Comment 10 Cheyenne Wills 2021-01-16 19:46:29 UTC
(In reply to Andrew Savchenko from comment #9)
> (In reply to Cheyenne Wills from comment #8)
> > I would be a little cautious of using the tip of openafs-stable-1_8_x.  You
> > might run into a problem with a partial solution as we (upstream) work
> > through to the next release.  The tip of 1.8.x should always be usable, but
> > there is at times a pending wish list of commits that are being pulled in
> > from the master branch, so just grabbing the tip might mean getting just
> > part of a larger update.
> 
> That's the risk we have to take. After all we have testing to filter that
> out before stable.
>  

No problem, just as long as you are aware.  Watch the gerrit traffic 
on gerrit.openafs.org  for the open openafs-stable-1_8_x branch


Also be aware that there will be a 1.9.x at some point, that is going to be
a development branch to flesh out some new features that will be going into
the next general release of openafs (so expect some churn in the new features.)
In the meantime 1.8.x will continue to contain the current general release.

 
> By the way, does openafs-stable-1_8_x work fine with kernel 5.10? From
> commit history I see 5.9 support, so I set this up as a limit and all >=5.10
> users will be warned during build about unsupported kernel. If OpenAFS is
> known to work fine on 5.10, I can bump the limit.

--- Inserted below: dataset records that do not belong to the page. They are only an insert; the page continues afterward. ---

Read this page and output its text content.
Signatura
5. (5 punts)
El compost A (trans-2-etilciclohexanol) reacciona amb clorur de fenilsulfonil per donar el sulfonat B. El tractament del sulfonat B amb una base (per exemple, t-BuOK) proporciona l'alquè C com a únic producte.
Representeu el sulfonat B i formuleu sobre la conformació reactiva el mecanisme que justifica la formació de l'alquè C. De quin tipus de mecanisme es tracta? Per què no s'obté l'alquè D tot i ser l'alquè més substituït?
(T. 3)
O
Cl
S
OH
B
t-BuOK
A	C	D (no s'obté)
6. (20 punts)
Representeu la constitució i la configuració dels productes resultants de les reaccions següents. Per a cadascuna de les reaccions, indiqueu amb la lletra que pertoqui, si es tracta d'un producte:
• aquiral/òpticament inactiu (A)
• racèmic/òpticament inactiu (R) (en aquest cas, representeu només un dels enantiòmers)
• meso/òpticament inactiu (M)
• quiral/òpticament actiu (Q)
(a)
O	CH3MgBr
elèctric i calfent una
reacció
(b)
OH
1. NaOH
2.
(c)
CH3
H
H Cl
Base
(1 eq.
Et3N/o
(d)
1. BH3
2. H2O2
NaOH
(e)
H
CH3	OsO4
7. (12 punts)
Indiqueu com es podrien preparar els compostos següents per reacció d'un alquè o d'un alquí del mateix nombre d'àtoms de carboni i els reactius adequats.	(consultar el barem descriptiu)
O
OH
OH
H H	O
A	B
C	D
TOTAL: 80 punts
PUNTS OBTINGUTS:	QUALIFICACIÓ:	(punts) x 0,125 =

OpenAFS 1.8.x should be fine on a Linux 5.10 kernel.  There were no changes needed
to build on 5.10.

Building against 5.11 so far has one hard build error.  Watch the master
branch on gerrit for the fix.
Comment 11 Andrew Savchenko gentoo-dev 2021-01-16 20:43:13 UTC
(In reply to Cheyenne Wills from comment #10)
> Also be aware that there will be a 1.9.x at some point, that is going to be
> a development branch to flesh out some new features that will be going into
> the next general release of openafs (so expect some churn in the new
> features.)
> In the meantime 1.8.x will continue to contain the current general release.

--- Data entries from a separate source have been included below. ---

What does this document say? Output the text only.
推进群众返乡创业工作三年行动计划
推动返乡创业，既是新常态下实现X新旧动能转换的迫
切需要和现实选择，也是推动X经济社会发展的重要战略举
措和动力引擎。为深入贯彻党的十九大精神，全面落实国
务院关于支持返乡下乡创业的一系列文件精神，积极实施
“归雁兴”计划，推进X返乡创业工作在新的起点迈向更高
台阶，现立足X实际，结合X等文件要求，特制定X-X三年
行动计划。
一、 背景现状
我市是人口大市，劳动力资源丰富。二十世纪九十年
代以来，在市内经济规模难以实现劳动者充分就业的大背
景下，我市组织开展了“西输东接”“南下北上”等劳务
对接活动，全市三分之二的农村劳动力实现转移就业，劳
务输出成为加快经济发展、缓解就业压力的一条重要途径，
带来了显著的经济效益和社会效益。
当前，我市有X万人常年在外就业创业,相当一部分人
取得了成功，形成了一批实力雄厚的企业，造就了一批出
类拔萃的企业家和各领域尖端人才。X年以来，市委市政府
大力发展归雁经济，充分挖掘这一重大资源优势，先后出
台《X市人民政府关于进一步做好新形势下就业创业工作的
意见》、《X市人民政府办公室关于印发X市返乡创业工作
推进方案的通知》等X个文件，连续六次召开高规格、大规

I was planning to stay on 1.8.x until 2.0.x will be available. I'm not sure I'll be able to support 1.9.x.
  
> > By the way, does openafs-stable-1_8_x work fine with kernel 5.10? From
> > commit history I see 5.9 support, so I set this up as a limit and all >=5.10
> > users will be warned during build about unsupported kernel. If OpenAFS is
> > known to work fine on 5.10, I can bump the limit.
> 
> OpenAFS 1.8.x should be fine on a Linux 5.10 kernel.  There were no changes
> needed
> to build on 5.10.

Thanks. I'll update the version check.
Comment 12 Andrew Savchenko gentoo-dev 2021-01-20 11:16:14 UTC
Working version 1.8.7 is stable in the tree now.